Another study provided data from a long list of oncology practices enrolled in a study using Foundation Medicine's FoundationOne cancer sequencing panel to analyze their patients. The study examined the rate at which physicians changed their treatment decisions based on FoundationOne results, and it is also looking at the impact of such changes on patient survival.
According to the presentation, the FoundationOne test caused physicians to change their proposed therapy in 26 of 128 patients while 69 patients were treated according to physicians' plans prior to sequencing. Another 33 patients were not treated based on physicians' prescriptions pre- or post-testing.
According to the authors, "data collection for [survival] analysis and correlation of results to tumor genomic profiles are ongoing."
In a retrospective study of NGS-driven therapy, researchers from a large group of community oncology practices reported that of 632 patients who received NGS testing, 360 harbored actionable mutations. Reviewing a subset of about 300 of these cases, the group found that mutational testing guided treatment in 34 percent.
A report from Canada's British Columbia Cancer Agency presented at the meeting tracked results of Ion Torrent AmpliSeq testing, as well as additional DNA and RNA sequencing, on 65 patients with a variety of advanced cancers recruited between 2012 and 2014, 56 of which were successfully sequenced.

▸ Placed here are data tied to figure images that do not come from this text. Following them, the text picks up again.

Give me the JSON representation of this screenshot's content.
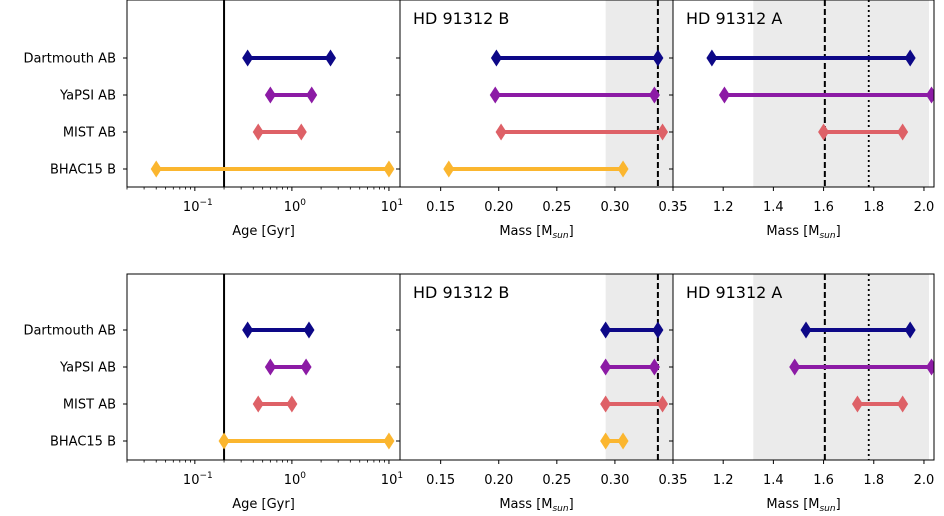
{
  "chart_data": [
    {
      "type": "range",
      "row": "top",
      "categories": [
        "Dartmouth AB",
        "YaPSI AB",
        "MIST AB",
        "BHAC15 B"
      ],
      "colors": [
        "#0d0887",
        "#8c1ba5",
        "#de6167",
        "#fbb62f"
      ],
      "panels": [
        {
          "kind": "age",
          "xlabel": "Age [Gyr]",
          "xscale": "log",
          "xlim": [
            0.02,
            13
          ],
          "ticks": [
            {
              "v": 0.1,
              "base": "10",
              "exp": "−1"
            },
            {
              "v": 1,
              "base": "10",
              "exp": "0"
            },
            {
              "v": 10,
              "base": "10",
              "exp": "1"
            }
          ],
          "minor_ticks": true,
          "vline": {
            "x": 0.2,
            "style": "solid"
          },
          "ranges": [
            [
              0.35,
              2.5
            ],
            [
              0.6,
              1.6
            ],
            [
              0.45,
              1.25
            ],
            [
              0.04,
              10
            ]
          ]
        },
        {
          "kind": "mass",
          "title": "HD 91312 B",
          "xlabel": "Mass [M",
          "xlabel_sub": "sun",
          "xlabel_end": "]",
          "xlim": [
            0.115,
            0.35
          ],
          "ticks": [
            "0.15",
            "0.20",
            "0.25",
            "0.30",
            "0.35"
          ],
          "shade": [
            0.292,
            0.35
          ],
          "vlines": [
            {
              "x": 0.337,
              "style": "dashed"
            }
          ],
          "ranges": [
            [
              0.198,
              0.337
            ],
            [
              0.197,
              0.334
            ],
            [
              0.202,
              0.341
            ],
            [
              0.157,
              0.307
            ]
          ]
        },
        {
          "kind": "mass",
          "title": "HD 91312 A",
          "xlabel": "Mass [M",
          "xlabel_sub": "sun",
          "xlabel_end": "]",
          "xlim": [
            1.0,
            2.04
          ],
          "ticks": [
            "1.2",
            "1.4",
            "1.6",
            "1.8",
            "2.0"
          ],
          "shade": [
            1.32,
            2.02
          ],
          "vlines": [
            {
              "x": 1.605,
              "style": "dashed"
            },
            {
              "x": 1.78,
              "style": "dotted"
            }
          ],
          "ranges": [
            [
              1.155,
              1.945
            ],
            [
              1.205,
              2.03
            ],
            [
              1.6,
              1.915
            ]
          ]
        }
      ]
    },
    {
      "type": "range",
      "row": "bottom",
      "categories": [
        "Dartmouth AB",
        "YaPSI AB",
        "MIST AB",
        "BHAC15 B"
      ],
      "colors": [
        "#0d0887",
        "#8c1ba5",
        "#de6167",
        "#fbb62f"
      ],
      "panels": [
        {
          "kind": "age",
          "xlabel": "Age [Gyr]",
          "xscale": "log",
          "xlim": [
            0.02,
            13
          ],
          "ticks": [
            {
              "v": 0.1,
              "base": "10",
              "exp": "−1"
            },
            {
              "v": 1,
              "base": "10",
              "exp": "0"
            },
            {
              "v": 10,
              "base": "10",
              "exp": "1"
            }
          ],
          "minor_ticks": true,
          "vline": {
            "x": 0.2,
            "style": "solid"
          },
          "ranges": [
            [
              0.35,
              1.5
            ],
            [
              0.6,
              1.4
            ],
            [
              0.45,
              1.0
            ],
            [
              0.2,
              10
            ]
          ]
        },
        {
          "kind": "mass",
          "title": "HD 91312 B",
          "xlabel": "Mass [M",
          "xlabel_sub": "sun",
          "xlabel_end": "]",
          "xlim": [
            0.115,
            0.35
          ],
          "ticks": [
            "0.15",
            "0.20",
            "0.25",
            "0.30",
            "0.35"
          ],
          "shade": [
            0.292,
            0.35
          ],
          "vlines": [
            {
              "x": 0.337,
              "style": "dashed"
            }
          ],
          "ranges": [
            [
              0.292,
              0.337
            ],
            [
              0.292,
              0.334
            ],
            [
              0.292,
              0.341
            ],
            [
              0.292,
              0.307
            ]
          ]
        },
        {
          "kind": "mass",
          "title": "HD 91312 A",
          "xlabel": "Mass [M",
          "xlabel_sub": "sun",
          "xlabel_end": "]",
          "xlim": [
            1.0,
            2.04
          ],
          "ticks": [
            "1.2",
            "1.4",
            "1.6",
            "1.8",
            "2.0"
          ],
          "shade": [
            1.32,
            2.02
          ],
          "vlines": [
            {
              "x": 1.605,
              "style": "dashed"
            },
            {
              "x": 1.78,
              "style": "dotted"
            }
          ],
          "ranges": [
            [
              1.53,
              1.945
            ],
            [
              1.485,
              2.03
            ],
            [
              1.735,
              1.915
            ]
          ]
        }
      ]
    }
  ]
}
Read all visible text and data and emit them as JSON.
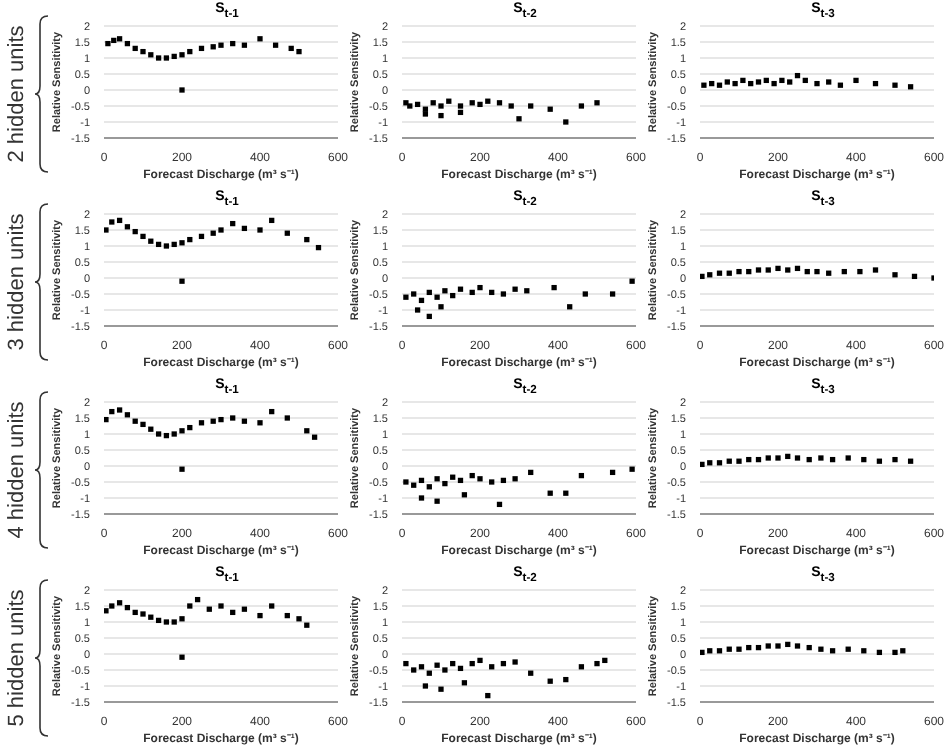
{
  "chart_data": [
    {
      "type": "scatter",
      "title": "S$_{t-1}$",
      "xlabel": "Forecast Discharge (m³ s⁻¹)",
      "ylabel": "Relative Sensitivity",
      "annotations": [
        "2 hidden units"
      ],
      "xlim": [
        0,
        600
      ],
      "ylim": [
        -1.5,
        2
      ],
      "xticks": [
        0,
        200,
        400,
        600
      ],
      "yticks": [
        -1.5,
        -1,
        -0.5,
        0,
        0.5,
        1,
        1.5,
        2
      ],
      "grid": "y",
      "marker": "square",
      "series": [
        {
          "color": "#000000",
          "x": [
            10,
            25,
            40,
            60,
            80,
            100,
            120,
            140,
            160,
            180,
            200,
            220,
            250,
            280,
            300,
            330,
            360,
            400,
            440,
            480,
            500,
            200
          ],
          "values": [
            1.45,
            1.55,
            1.6,
            1.45,
            1.3,
            1.2,
            1.1,
            1.0,
            1.0,
            1.05,
            1.1,
            1.2,
            1.3,
            1.35,
            1.4,
            1.45,
            1.4,
            1.6,
            1.4,
            1.3,
            1.2,
            0
          ]
        }
      ]
    },
    {
      "type": "scatter",
      "title": "S$_{t-2}$",
      "xlabel": "Forecast Discharge (m³ s⁻¹)",
      "ylabel": "Relative Sensitivity",
      "xlim": [
        0,
        600
      ],
      "ylim": [
        -1.5,
        2
      ],
      "xticks": [
        0,
        200,
        400,
        600
      ],
      "yticks": [
        -1.5,
        -1,
        -0.5,
        0,
        0.5,
        1,
        1.5,
        2
      ],
      "grid": "y",
      "marker": "square",
      "series": [
        {
          "color": "#000000",
          "x": [
            10,
            20,
            40,
            60,
            80,
            100,
            120,
            150,
            180,
            200,
            220,
            250,
            280,
            300,
            330,
            380,
            420,
            460,
            500,
            60,
            100,
            150
          ],
          "values": [
            -0.4,
            -0.5,
            -0.45,
            -0.6,
            -0.4,
            -0.5,
            -0.35,
            -0.5,
            -0.4,
            -0.45,
            -0.35,
            -0.4,
            -0.5,
            -0.9,
            -0.5,
            -0.6,
            -1,
            -0.5,
            -0.4,
            -0.75,
            -0.8,
            -0.7
          ]
        }
      ]
    },
    {
      "type": "scatter",
      "title": "S$_{t-3}$",
      "xlabel": "Forecast Discharge (m³ s⁻¹)",
      "ylabel": "Relative Sensitivity",
      "xlim": [
        0,
        600
      ],
      "ylim": [
        -1.5,
        2
      ],
      "xticks": [
        0,
        200,
        400,
        600
      ],
      "yticks": [
        -1.5,
        -1,
        -0.5,
        0,
        0.5,
        1,
        1.5,
        2
      ],
      "grid": "y",
      "marker": "square",
      "series": [
        {
          "color": "#000000",
          "x": [
            10,
            30,
            50,
            70,
            90,
            110,
            130,
            150,
            170,
            190,
            210,
            230,
            250,
            270,
            300,
            330,
            360,
            400,
            450,
            500,
            540
          ],
          "values": [
            0.15,
            0.2,
            0.15,
            0.25,
            0.2,
            0.3,
            0.2,
            0.25,
            0.3,
            0.2,
            0.3,
            0.25,
            0.45,
            0.3,
            0.2,
            0.25,
            0.15,
            0.3,
            0.2,
            0.15,
            0.1
          ]
        }
      ]
    },
    {
      "type": "scatter",
      "title": "S$_{t-1}$",
      "xlabel": "Forecast Discharge (m³ s⁻¹)",
      "ylabel": "Relative Sensitivity",
      "annotations": [
        "3 hidden units"
      ],
      "xlim": [
        0,
        600
      ],
      "ylim": [
        -1.5,
        2
      ],
      "xticks": [
        0,
        200,
        400,
        600
      ],
      "yticks": [
        -1.5,
        -1,
        -0.5,
        0,
        0.5,
        1,
        1.5,
        2
      ],
      "grid": "y",
      "marker": "square",
      "series": [
        {
          "color": "#000000",
          "x": [
            5,
            20,
            40,
            60,
            80,
            100,
            120,
            140,
            160,
            180,
            200,
            220,
            250,
            280,
            300,
            330,
            360,
            400,
            430,
            470,
            520,
            550,
            200
          ],
          "values": [
            1.5,
            1.75,
            1.8,
            1.6,
            1.45,
            1.3,
            1.15,
            1.05,
            1.0,
            1.05,
            1.1,
            1.2,
            1.3,
            1.4,
            1.5,
            1.7,
            1.55,
            1.5,
            1.8,
            1.4,
            1.2,
            0.95,
            -0.1
          ]
        }
      ]
    },
    {
      "type": "scatter",
      "title": "S$_{t-2}$",
      "xlabel": "Forecast Discharge (m³ s⁻¹)",
      "ylabel": "Relative Sensitivity",
      "xlim": [
        0,
        600
      ],
      "ylim": [
        -1.5,
        2
      ],
      "xticks": [
        0,
        200,
        400,
        600
      ],
      "yticks": [
        -1.5,
        -1,
        -0.5,
        0,
        0.5,
        1,
        1.5,
        2
      ],
      "grid": "y",
      "marker": "square",
      "series": [
        {
          "color": "#000000",
          "x": [
            10,
            30,
            50,
            70,
            90,
            110,
            130,
            150,
            180,
            200,
            230,
            260,
            290,
            320,
            390,
            430,
            470,
            540,
            590,
            40,
            70,
            100
          ],
          "values": [
            -0.6,
            -0.5,
            -0.7,
            -0.45,
            -0.6,
            -0.4,
            -0.55,
            -0.35,
            -0.45,
            -0.3,
            -0.45,
            -0.5,
            -0.35,
            -0.4,
            -0.3,
            -0.9,
            -0.5,
            -0.5,
            -0.1,
            -1.0,
            -1.2,
            -0.9
          ]
        }
      ]
    },
    {
      "type": "scatter",
      "title": "S$_{t-3}$",
      "xlabel": "Forecast Discharge (m³ s⁻¹)",
      "ylabel": "Relative Sensitivity",
      "xlim": [
        0,
        600
      ],
      "ylim": [
        -1.5,
        2
      ],
      "xticks": [
        0,
        200,
        400,
        600
      ],
      "yticks": [
        -1.5,
        -1,
        -0.5,
        0,
        0.5,
        1,
        1.5,
        2
      ],
      "grid": "y",
      "marker": "square",
      "series": [
        {
          "color": "#000000",
          "x": [
            5,
            25,
            50,
            75,
            100,
            125,
            150,
            175,
            200,
            225,
            250,
            275,
            300,
            330,
            370,
            410,
            450,
            500,
            550,
            600
          ],
          "values": [
            0.05,
            0.1,
            0.15,
            0.15,
            0.2,
            0.2,
            0.25,
            0.25,
            0.3,
            0.25,
            0.3,
            0.2,
            0.2,
            0.15,
            0.2,
            0.2,
            0.25,
            0.1,
            0.05,
            0
          ]
        }
      ]
    },
    {
      "type": "scatter",
      "title": "S$_{t-1}$",
      "xlabel": "Forecast Discharge (m³ s⁻¹)",
      "ylabel": "Relative Sensitivity",
      "annotations": [
        "4 hidden units"
      ],
      "xlim": [
        0,
        600
      ],
      "ylim": [
        -1.5,
        2
      ],
      "xticks": [
        0,
        200,
        400,
        600
      ],
      "yticks": [
        -1.5,
        -1,
        -0.5,
        0,
        0.5,
        1,
        1.5,
        2
      ],
      "grid": "y",
      "marker": "square",
      "series": [
        {
          "color": "#000000",
          "x": [
            5,
            20,
            40,
            60,
            80,
            100,
            120,
            140,
            160,
            180,
            200,
            220,
            250,
            280,
            300,
            330,
            360,
            400,
            430,
            470,
            520,
            540,
            200
          ],
          "values": [
            1.45,
            1.7,
            1.75,
            1.6,
            1.4,
            1.3,
            1.15,
            1.0,
            0.95,
            1.0,
            1.1,
            1.2,
            1.35,
            1.4,
            1.45,
            1.5,
            1.4,
            1.35,
            1.7,
            1.5,
            1.1,
            0.9,
            -0.1
          ]
        }
      ]
    },
    {
      "type": "scatter",
      "title": "S$_{t-2}$",
      "xlabel": "Forecast Discharge (m³ s⁻¹)",
      "ylabel": "Relative Sensitivity",
      "xlim": [
        0,
        600
      ],
      "ylim": [
        -1.5,
        2
      ],
      "xticks": [
        0,
        200,
        400,
        600
      ],
      "yticks": [
        -1.5,
        -1,
        -0.5,
        0,
        0.5,
        1,
        1.5,
        2
      ],
      "grid": "y",
      "marker": "square",
      "series": [
        {
          "color": "#000000",
          "x": [
            10,
            30,
            50,
            70,
            90,
            110,
            130,
            150,
            180,
            200,
            230,
            260,
            290,
            330,
            380,
            420,
            460,
            540,
            590,
            50,
            90,
            160,
            250
          ],
          "values": [
            -0.5,
            -0.6,
            -0.45,
            -0.65,
            -0.4,
            -0.55,
            -0.35,
            -0.45,
            -0.3,
            -0.4,
            -0.5,
            -0.45,
            -0.4,
            -0.2,
            -0.85,
            -0.85,
            -0.3,
            -0.2,
            -0.1,
            -1.0,
            -1.1,
            -0.9,
            -1.2
          ]
        }
      ]
    },
    {
      "type": "scatter",
      "title": "S$_{t-3}$",
      "xlabel": "Forecast Discharge (m³ s⁻¹)",
      "ylabel": "Relative Sensitivity",
      "xlim": [
        0,
        600
      ],
      "ylim": [
        -1.5,
        2
      ],
      "xticks": [
        0,
        200,
        400,
        600
      ],
      "yticks": [
        -1.5,
        -1,
        -0.5,
        0,
        0.5,
        1,
        1.5,
        2
      ],
      "grid": "y",
      "marker": "square",
      "series": [
        {
          "color": "#000000",
          "x": [
            5,
            25,
            50,
            75,
            100,
            125,
            150,
            175,
            200,
            225,
            250,
            280,
            310,
            340,
            380,
            420,
            460,
            500,
            540
          ],
          "values": [
            0.05,
            0.1,
            0.1,
            0.15,
            0.15,
            0.2,
            0.2,
            0.25,
            0.25,
            0.3,
            0.25,
            0.2,
            0.25,
            0.2,
            0.25,
            0.2,
            0.15,
            0.2,
            0.15
          ]
        }
      ]
    },
    {
      "type": "scatter",
      "title": "S$_{t-1}$",
      "xlabel": "Forecast Discharge (m³ s⁻¹)",
      "ylabel": "Relative Sensitivity",
      "annotations": [
        "5 hidden units"
      ],
      "xlim": [
        0,
        600
      ],
      "ylim": [
        -1.5,
        2
      ],
      "xticks": [
        0,
        200,
        400,
        600
      ],
      "yticks": [
        -1.5,
        -1,
        -0.5,
        0,
        0.5,
        1,
        1.5,
        2
      ],
      "grid": "y",
      "marker": "square",
      "series": [
        {
          "color": "#000000",
          "x": [
            5,
            20,
            40,
            60,
            80,
            100,
            120,
            140,
            160,
            180,
            200,
            220,
            240,
            270,
            300,
            330,
            360,
            400,
            430,
            470,
            500,
            520,
            200
          ],
          "values": [
            1.35,
            1.5,
            1.6,
            1.45,
            1.3,
            1.25,
            1.15,
            1.05,
            1.0,
            1.0,
            1.1,
            1.5,
            1.7,
            1.4,
            1.5,
            1.3,
            1.4,
            1.2,
            1.5,
            1.2,
            1.1,
            0.9,
            -0.1
          ]
        }
      ]
    },
    {
      "type": "scatter",
      "title": "S$_{t-2}$",
      "xlabel": "Forecast Discharge (m³ s⁻¹)",
      "ylabel": "Relative Sensitivity",
      "xlim": [
        0,
        600
      ],
      "ylim": [
        -1.5,
        2
      ],
      "xticks": [
        0,
        200,
        400,
        600
      ],
      "yticks": [
        -1.5,
        -1,
        -0.5,
        0,
        0.5,
        1,
        1.5,
        2
      ],
      "grid": "y",
      "marker": "square",
      "series": [
        {
          "color": "#000000",
          "x": [
            10,
            30,
            50,
            70,
            90,
            110,
            130,
            150,
            180,
            200,
            230,
            260,
            290,
            330,
            380,
            420,
            460,
            500,
            520,
            60,
            100,
            160,
            220
          ],
          "values": [
            -0.3,
            -0.5,
            -0.4,
            -0.6,
            -0.35,
            -0.5,
            -0.3,
            -0.45,
            -0.3,
            -0.2,
            -0.4,
            -0.3,
            -0.25,
            -0.6,
            -0.85,
            -0.8,
            -0.4,
            -0.3,
            -0.2,
            -1.0,
            -1.1,
            -0.9,
            -1.3
          ]
        }
      ]
    },
    {
      "type": "scatter",
      "title": "S$_{t-3}$",
      "xlabel": "Forecast Discharge (m³ s⁻¹)",
      "ylabel": "Relative Sensitivity",
      "xlim": [
        0,
        600
      ],
      "ylim": [
        -1.5,
        2
      ],
      "xticks": [
        0,
        200,
        400,
        600
      ],
      "yticks": [
        -1.5,
        -1,
        -0.5,
        0,
        0.5,
        1,
        1.5,
        2
      ],
      "grid": "y",
      "marker": "square",
      "series": [
        {
          "color": "#000000",
          "x": [
            5,
            25,
            50,
            75,
            100,
            125,
            150,
            175,
            200,
            225,
            250,
            280,
            310,
            340,
            380,
            420,
            460,
            500,
            520
          ],
          "values": [
            0.05,
            0.1,
            0.1,
            0.15,
            0.15,
            0.2,
            0.2,
            0.25,
            0.25,
            0.3,
            0.25,
            0.2,
            0.15,
            0.1,
            0.15,
            0.1,
            0.05,
            0.05,
            0.1
          ]
        }
      ]
    }
  ]
}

According to the group, the AmpliSeq panel only yielded actionable targets in 40 percent of cases, while full genomic and transcriptomic data offered more comprehensive information about driver pathways and was "informative" in 70 percent of the subjects.
The sequencing results were actionable in 21 of 30 patients for whom clinical data was available, the researchers reported. Eight patients were treated based on their genotype, with six deriving clinical benefit from genomic-directed treatment, according to the authors.
Though the group wrote that "further studies are needed to determine the utility of this technology," they concluded that whole-genome sequencing offers more comprehensive information and additional clinically actionable data over targeted panels.